Eine offene Rechnung

Eine offene Rechnung

Am Samstag, 12. Dezember (17.30 Uhr, Buechenwald) ist Aufsteiger RTV Basel in der Fürstenland-Metropole zu Gast. Gegen den Liganeuling setzte es für den TSV Fortitudo Gossau im Hinspiel eine deutliche 20:31 Niederlage ab.

Der Erfolg vom vergangenen Samstag beim grossen und ewigen Rivalen Lakers Stäfa war natürlich unglaublich wichtig für die Moral. „Endlich haben wir ein enges Spiel für uns entscheiden können und dies auch noch gegen unseren direkten Konkurrenten um den Ligaerhalt“, sagt Fort-Sportchef Jan Keller. Aber von einer Entscheidung will der ehemalige St. Otmar-Spieler nichts wissen: „ In der Abstiegsrunde treffen wir noch viermal im Direktduell auf Stäfa. Derzeit beträgt der Vorsprung von Forti sechs Punkte, aber nach der Qualifikation werden die Punkte halbiert. Die Rolf Erdin Equipe musste sich jedoch den Sieg hart erkämpfen und gab einen Fünf-Tore-Vorsprung zur Pause am Ende fast noch aus der Hand.
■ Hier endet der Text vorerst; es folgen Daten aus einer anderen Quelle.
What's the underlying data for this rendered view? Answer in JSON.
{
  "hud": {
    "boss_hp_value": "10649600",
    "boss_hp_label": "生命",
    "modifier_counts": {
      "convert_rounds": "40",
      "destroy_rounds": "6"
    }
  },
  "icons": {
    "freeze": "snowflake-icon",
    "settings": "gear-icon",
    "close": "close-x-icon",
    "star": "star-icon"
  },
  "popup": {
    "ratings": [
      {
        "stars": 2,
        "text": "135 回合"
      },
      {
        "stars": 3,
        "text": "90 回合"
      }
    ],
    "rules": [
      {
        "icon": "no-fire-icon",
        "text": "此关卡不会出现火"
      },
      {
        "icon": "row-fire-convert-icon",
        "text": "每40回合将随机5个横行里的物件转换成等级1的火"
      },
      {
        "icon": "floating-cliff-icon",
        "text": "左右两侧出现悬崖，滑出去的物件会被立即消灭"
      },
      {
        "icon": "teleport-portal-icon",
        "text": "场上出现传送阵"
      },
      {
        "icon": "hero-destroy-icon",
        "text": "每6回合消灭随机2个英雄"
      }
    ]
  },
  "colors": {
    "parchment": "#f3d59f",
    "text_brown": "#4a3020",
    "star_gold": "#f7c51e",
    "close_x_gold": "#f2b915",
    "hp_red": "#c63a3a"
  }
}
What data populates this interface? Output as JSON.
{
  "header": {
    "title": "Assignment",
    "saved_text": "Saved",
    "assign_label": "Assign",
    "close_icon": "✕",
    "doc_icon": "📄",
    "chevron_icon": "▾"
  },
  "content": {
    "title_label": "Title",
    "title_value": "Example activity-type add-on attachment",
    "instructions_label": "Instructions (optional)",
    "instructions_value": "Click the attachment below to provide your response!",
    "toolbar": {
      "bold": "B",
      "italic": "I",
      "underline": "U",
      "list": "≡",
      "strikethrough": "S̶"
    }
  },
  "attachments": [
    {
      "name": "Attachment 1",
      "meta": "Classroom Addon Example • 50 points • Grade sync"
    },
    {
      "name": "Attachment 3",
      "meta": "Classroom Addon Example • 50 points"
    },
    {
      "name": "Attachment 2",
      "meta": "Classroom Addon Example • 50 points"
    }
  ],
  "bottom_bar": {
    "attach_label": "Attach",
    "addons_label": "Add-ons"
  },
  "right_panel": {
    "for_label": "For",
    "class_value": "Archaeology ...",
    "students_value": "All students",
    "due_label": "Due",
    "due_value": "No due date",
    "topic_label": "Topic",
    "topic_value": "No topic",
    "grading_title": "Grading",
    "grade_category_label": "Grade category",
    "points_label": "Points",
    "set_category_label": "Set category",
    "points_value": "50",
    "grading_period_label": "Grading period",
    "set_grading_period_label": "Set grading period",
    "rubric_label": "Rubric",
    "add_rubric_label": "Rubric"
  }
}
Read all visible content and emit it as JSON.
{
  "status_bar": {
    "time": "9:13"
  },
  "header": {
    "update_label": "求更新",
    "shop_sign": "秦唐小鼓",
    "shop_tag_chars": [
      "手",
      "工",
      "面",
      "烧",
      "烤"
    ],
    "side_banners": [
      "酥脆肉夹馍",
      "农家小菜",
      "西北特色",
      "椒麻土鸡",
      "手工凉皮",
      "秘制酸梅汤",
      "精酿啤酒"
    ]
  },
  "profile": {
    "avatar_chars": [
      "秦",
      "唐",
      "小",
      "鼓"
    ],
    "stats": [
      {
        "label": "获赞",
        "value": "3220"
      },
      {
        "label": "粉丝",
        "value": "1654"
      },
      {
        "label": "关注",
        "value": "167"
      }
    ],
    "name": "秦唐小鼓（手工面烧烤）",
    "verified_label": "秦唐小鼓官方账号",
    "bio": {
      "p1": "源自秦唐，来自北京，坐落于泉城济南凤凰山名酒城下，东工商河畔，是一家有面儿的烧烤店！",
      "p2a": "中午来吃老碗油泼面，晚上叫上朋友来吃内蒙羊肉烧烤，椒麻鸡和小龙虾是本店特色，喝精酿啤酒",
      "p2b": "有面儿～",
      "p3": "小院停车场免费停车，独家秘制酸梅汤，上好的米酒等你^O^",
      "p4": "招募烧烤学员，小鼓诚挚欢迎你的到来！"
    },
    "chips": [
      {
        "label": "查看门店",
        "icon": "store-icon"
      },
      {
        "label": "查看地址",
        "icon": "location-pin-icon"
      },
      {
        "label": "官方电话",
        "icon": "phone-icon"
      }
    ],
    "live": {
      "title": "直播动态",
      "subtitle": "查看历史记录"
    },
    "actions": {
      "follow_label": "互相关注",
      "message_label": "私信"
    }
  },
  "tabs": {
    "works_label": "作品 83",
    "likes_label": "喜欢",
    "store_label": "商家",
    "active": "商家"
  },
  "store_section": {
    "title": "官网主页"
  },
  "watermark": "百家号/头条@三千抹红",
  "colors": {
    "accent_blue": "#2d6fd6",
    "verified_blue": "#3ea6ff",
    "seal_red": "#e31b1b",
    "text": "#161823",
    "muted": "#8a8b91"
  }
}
Starke erste Sieben Dasdie Basler heimstark sind musste auch die Forti-Truppe schmerzlich erfahren, als sie gleich mit elf Toren Unterschied nach Hause geschickt wurde. Keller: „Diese Wunden sind geleckt und wir möchten uns gerne von einer anderen Seite zeigen, denn auch wir sind heimstark und möchten dies dem RTV Basel zeigen“. Das Team von Silvio Wernie verfügt über eine sehr starke erste Sieben.RaresJurca (61 Tore) und Florian Goepfert (42) verfügen über internationale Klasse und Erfahrung und sind mit dem ehemaligen Gossauer Bruno Kozina (56) zusammen für die meisten Treffer des Aufsteigers verantwortlich. Die Nummer 23 des Aufsteigers bringt mit seiner Dynamik sehr viel Unberechenbarkeit ins Angriffsspiel. Leider hätte Gossau für ihn nur als Handball-Profi eine Arbeitsbewilligung bekommen, dies stand aber nicht zur Debatte und hätte das Budget sowie das Gehaltsgefüge um Längen gesprengt.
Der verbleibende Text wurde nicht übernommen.